In 2018, when Democrats flipped four New Jersey House seats and won control of the U.S. House, a key ingredient to the party’s success was fundraising. Democratic challengers running in longtime Republican districts raised millions upon millions of dollars, creating a “green wave” that helped propel them to victory.
This year, as Republicans hope to regain control of the House, the inverse hasn’t really been true. Republican candidates haven’t outraised their Democratic opponents in any seats except the two they already control, and in some potentially competitive races, Democrats have built up colossal financial advantages.
Two of the Republican candidates who have been most starkly outraised, however, said today that they aren’t daunted by the flood of money their opponents have unleashed.
“[Rep.] Mikie Sherrill has more resources than me, but let’s look at what she’s done,” former Assistant Passaic County Prosecutor and 11th district nominee Paul DeGroot said today following a joint press conference with other Republican congressional candidates. “People in this district are hurting… No matter what resources she has, she has to be confronted with the things that she has failed to do.”
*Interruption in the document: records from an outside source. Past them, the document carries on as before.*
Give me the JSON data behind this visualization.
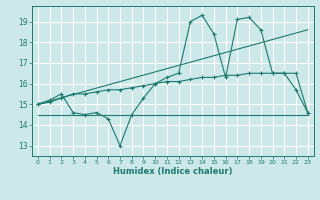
{
  "background_color": "#cce8e8",
  "grid_color": "#ffffff",
  "line_color": "#1a7a6e",
  "xlabel": "Humidex (Indice chaleur)",
  "xlim": [
    -0.5,
    23.5
  ],
  "ylim": [
    12.5,
    19.75
  ],
  "yticks": [
    13,
    14,
    15,
    16,
    17,
    18,
    19
  ],
  "xticks": [
    0,
    1,
    2,
    3,
    4,
    5,
    6,
    7,
    8,
    9,
    10,
    11,
    12,
    13,
    14,
    15,
    16,
    17,
    18,
    19,
    20,
    21,
    22,
    23
  ],
  "series": [
    {
      "x": [
        0,
        1,
        2,
        3,
        4,
        5,
        6,
        7,
        8,
        9,
        10,
        11,
        12,
        13,
        14,
        15,
        16,
        17,
        18,
        19,
        20,
        21,
        22,
        23
      ],
      "y": [
        15.0,
        15.2,
        15.5,
        14.6,
        14.5,
        14.6,
        14.3,
        13.0,
        14.5,
        15.3,
        16.0,
        16.3,
        16.5,
        19.0,
        19.3,
        18.4,
        16.3,
        19.1,
        19.2,
        18.6,
        16.5,
        16.5,
        15.7,
        14.6
      ],
      "marker": "+"
    },
    {
      "x": [
        0,
        1,
        2,
        3,
        4,
        5,
        6,
        7,
        8,
        9,
        10,
        11,
        12,
        13,
        14,
        15,
        16,
        17,
        18,
        19,
        20,
        21,
        22,
        23
      ],
      "y": [
        15.0,
        15.1,
        15.3,
        15.5,
        15.5,
        15.6,
        15.7,
        15.7,
        15.8,
        15.9,
        16.0,
        16.1,
        16.1,
        16.2,
        16.3,
        16.3,
        16.4,
        16.4,
        16.5,
        16.5,
        16.5,
        16.5,
        16.5,
        14.6
      ],
      "marker": "+"
    },
    {
      "x": [
        0,
        23
      ],
      "y": [
        15.0,
        18.6
      ],
      "marker": null
    },
    {
      "x": [
        0,
        23
      ],
      "y": [
        14.5,
        14.5
      ],
      "marker": null
    }
  ]
}
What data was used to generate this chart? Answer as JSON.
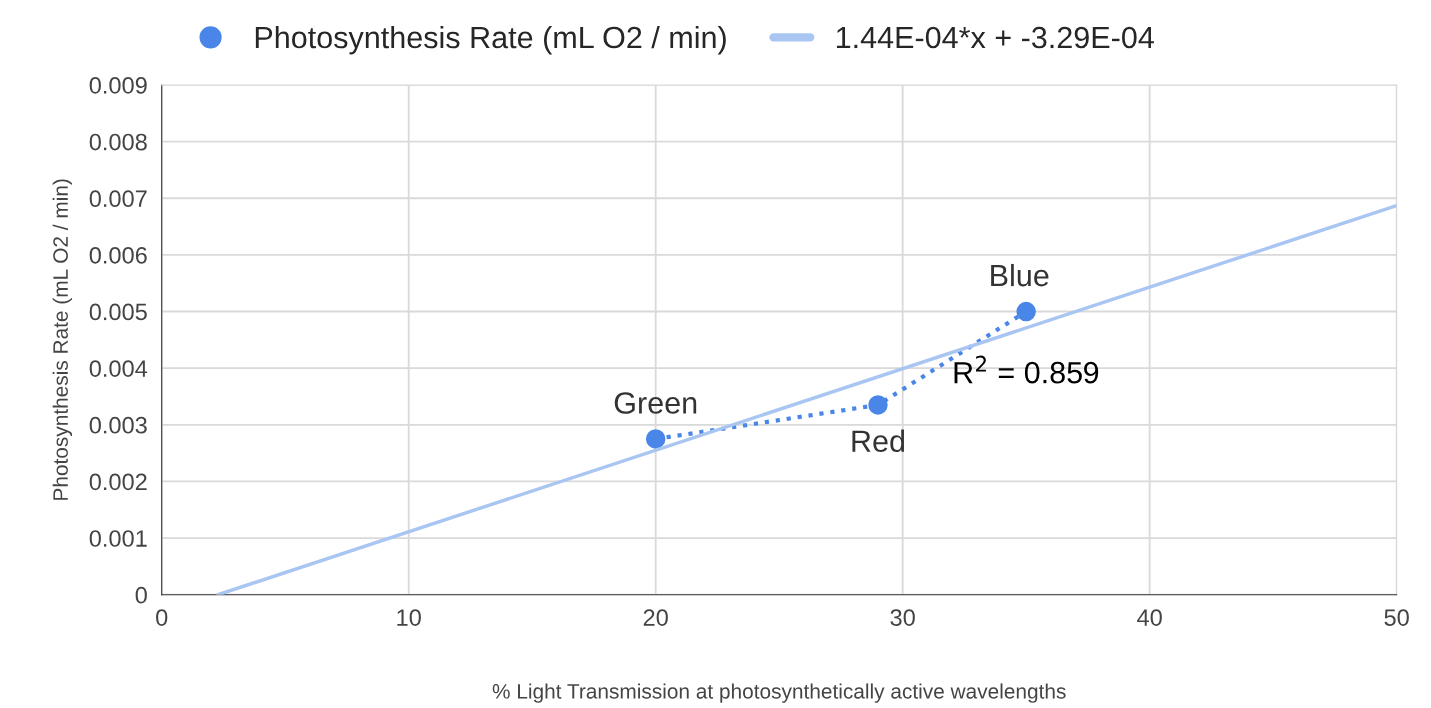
{
  "chart_data": {
    "type": "line",
    "xlabel": "% Light Transmission at photosynthetically active wavelengths",
    "ylabel": "Photosynthesis Rate (mL O2 / min)",
    "xlim": [
      0,
      50
    ],
    "xticks": [
      0,
      10,
      20,
      30,
      40,
      50
    ],
    "ylim": [
      0,
      0.009
    ],
    "yticks": [
      0,
      0.001,
      0.002,
      0.003,
      0.004,
      0.005,
      0.006,
      0.007,
      0.008,
      0.009
    ],
    "grid": true,
    "legend": "top",
    "series": [
      {
        "name": "Photosynthesis Rate (mL O2 / min)",
        "color": "#4a86e8",
        "marker": "circle",
        "line_style": "dotted",
        "x": [
          20,
          29,
          35
        ],
        "values": [
          0.00275,
          0.00335,
          0.005
        ]
      },
      {
        "name": "1.44E-04*x + -3.29E-04",
        "color": "#a9c6f2",
        "marker": "none",
        "line_style": "solid",
        "x": [
          2.28,
          50
        ],
        "values": [
          0,
          0.00687
        ]
      }
    ],
    "annotations": [
      {
        "text": "Green",
        "x": 20,
        "y": 0.00275
      },
      {
        "text": "Red",
        "x": 29,
        "y": 0.00335
      },
      {
        "text": "Blue",
        "x": 35,
        "y": 0.005
      },
      "R$^{2}$ = 0.859"
    ]
  }
}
As of the most recent fundraising report, Sherrill had $3.4 million in the bank, while DeGroot had just $279,000, much of which came from self-funding. That disparity has allowed Sherrill to hit the TV airwaves uncontested with three consecutive ads, while DeGroot has relied instead on more analog campaign methods like mailers and doorknocking.
“How can I blunt her? I am out everywhere,” DeGroot said. “On a Saturday or a Sunday, I’m campaigning 10 to 12 hours a day… Paul DeGroot is everywhere. Mikie Sherrill is not. She comes in and she comes out – she leaves.”
Next door in the 5th congressional district, former investment banker Frank Pallotta faces Rep. Josh Gottheimer (D-Wyckoff), dubbed the Human Fundraising Machine for his prodigious money-raising abilities. Though Pallotta hasn’t deployed many of the personal resources that fueled his unsuccessful 2020 campaign against Gottheimer, he said he’s got the more compelling message.
“At the end of the day, you need three M’s: money, the message, and the messenger,” Pallotta said. “I absolutely think that Republicans have a better message. I feel as though I’m the better messenger. Josh clearly has more money – he’s going to need it.”
Pallotta also indicated that he may deploy some of his own money in the race’s final stretch, which could go a long way towards evening the disparity with Gottheimer. Gottheimer’s most recent fundraising report listed him as having a gigantic $14 million war chest compared to Pallotta’s $171,000, and Pallotta has yet to air any ads on TV.
“We’re going to have the money we need to get the message out,” Pallotta said. “I have put money in the campaign; I’ll put more in the campaign. We’ll put forth what we need to put forth to get the message out.”